How Galaxy Shapes Formed

Astronomers sort galaxies along the Hubble sequence: ellipticals, lenticulars, spirals, and irregulars. Ellipticals are smooth, roughly oval clouds of mostly old stars with little gas left to form new ones. Lenticulars sit between ellipticals and spirals, with a disc but no obvious arms. Spirals, like the Milky Way, have a flattened rotating disc with arms tracing through it. Irregulars lack any clear symmetry. A separate label, "peculiar," is sometimes added for galaxies visibly distorted by interactions, though it describes a state more than a true class.

Spiral arms are the trickiest feature to explain. The leading model is density wave theory, first developed by C.C. Lin and Frank Shu in the 1960s. The arms are not fixed structures made of the same stars over time. They are pressure waves moving through the disc, like cosmic traffic jams. Stars and gas orbit the galactic center at one speed; the wave pattern rotates at another. As stars pass through an arm they slow briefly, gas gets compressed, new stars are triggered, and the bright young blue stars and pink emission nebulae that mark the arms eventually fade as the material moves on through. New stars then light up the next stretch of the wave. This is why arms always look young.

Ellipticals form mostly through major mergers of two roughly equal-mass spirals. The chaotic interaction scrambles the orderly disc rotation into random orbits and consumes the available gas, leaving a smooth, gas-poor remnant. Irregulars are often small galaxies that never had enough mass to settle into a clean shape, or larger galaxies disrupted by a recent close pass with a neighbor. The dwarf galaxies orbiting the Milky Way include several good examples.

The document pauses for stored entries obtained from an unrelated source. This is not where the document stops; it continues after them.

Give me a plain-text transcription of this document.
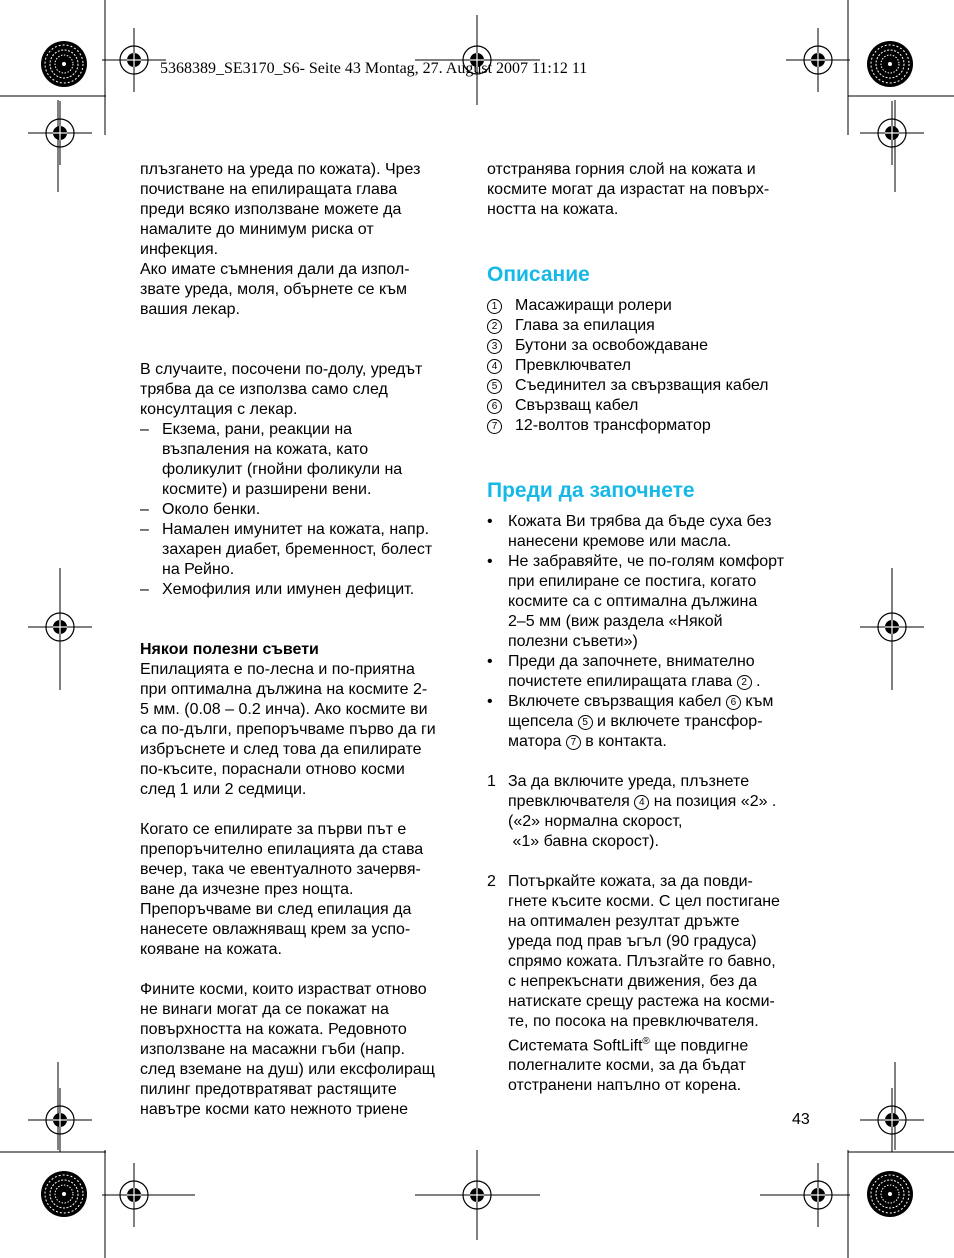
5368389_SE3170_S6- Seite 43 Montag, 27. August 2007 11:12 11

плъзгането на уреда по кожата). Чрез
почистване на епилиращата глава
преди всяко използване можете да
намалите до минимум риска от
инфекция.
Ако имате съмнения дали да изпол-
звате уреда, моля, обърнете се към
вашия лекар.

В случаите, посочени по-долу, уредът
трябва да се използва само след
консултация с лекар.

– Екзема, рани, реакции на
възпаления на кожата, като
фоликулит (гнойни фоликули на
космите) и разширени вени.
– Около бенки.
– Намален имунитет на кожата, напр.
захарен диабет, бременност, болест
на Рейно.
– Хемофилия или имунен дефицит.

Някои полезни съвети

Епилацията е по-лесна и по-приятна
при оптимална дължина на космите 2-
5 мм. (0.08 – 0.2 инча). Ако космите ви
са по-дълги, препоръчваме първо да ги
избръснете и след това да епилирате
по-късите, пораснали отново косми
след 1 или 2 седмици.

Когато се епилирате за първи път е
препоръчително епилацията да става
вечер, така че евентуалното зачервя-
ване да изчезне през нощта.
Препоръчваме ви след епилация да
нанесете овлажняващ крем за успо-
кояване на кожата.

Фините косми, които израстват отново
не винаги могат да се покажат на
повърхността на кожата. Редовното
използване на масажни гъби (напр.
след вземане на душ) или ексфолиращ
пилинг предотвратяват растящите
навътре косми като нежното триене

отстранява горния слой на кожата и
космите могат да израстат на повърх-
ността на кожата.

Описание
1	Масажиращи ролери
2	Глава за епилация
3	Бутони за освобождаване
4	Превключвател
5	Съединител за свързващия кабел
6	Свързващ кабел
7	12-волтов трансформатор
Преди да започнете
• Кожата Ви трябва да бъде суха без
нанесени кремове или масла.
• Не забравяйте, че по-голям комфорт
при епилиране се постига, когато
космите са с оптимална дължина
2–5 мм (виж раздела «Някой
полезни съвети»)
• Преди да започнете, внимателно
почистете епилиращата глава 2 .
• Включете свързващия кабел 6 към
щепсела 5 и включете трансфор-
матора 7 в контакта.
1 За да включите уреда, плъзнете
превключвателя 4 на позиция «2» .
(«2» нормална скорост,
«1» бавна скорост).
2 Потъркайте кожата, за да повди-
гнете късите косми. С цел постигане
на оптимален резултат дръжте
уреда под прав ъгъл (90 градуса)
спрямо кожата. Плъзгайте го бавно,
с непрекъснати движения, без да
натискате срещу растежа на косми-
те, по посока на превключвателя.
Системата SoftLift® ще повдигне
полегналите косми, за да бъдат
отстранени напълно от корена.
43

What Galaxies Tell Us About the Universe

Mapping galaxy shapes, locations, and motions is how cosmologists test the larger story of the cosmos. The distribution of galaxies across the sky traces out the cosmic web, the dark matter scaffolding that organizes everything else. The light from the most distant galaxies, captured by Hubble and now Webb, lets us watch the early universe directly. Each new generation of telescope pushes that view further back, closer to the moment when the first stars switched on and the universe began to take the shape we live in today.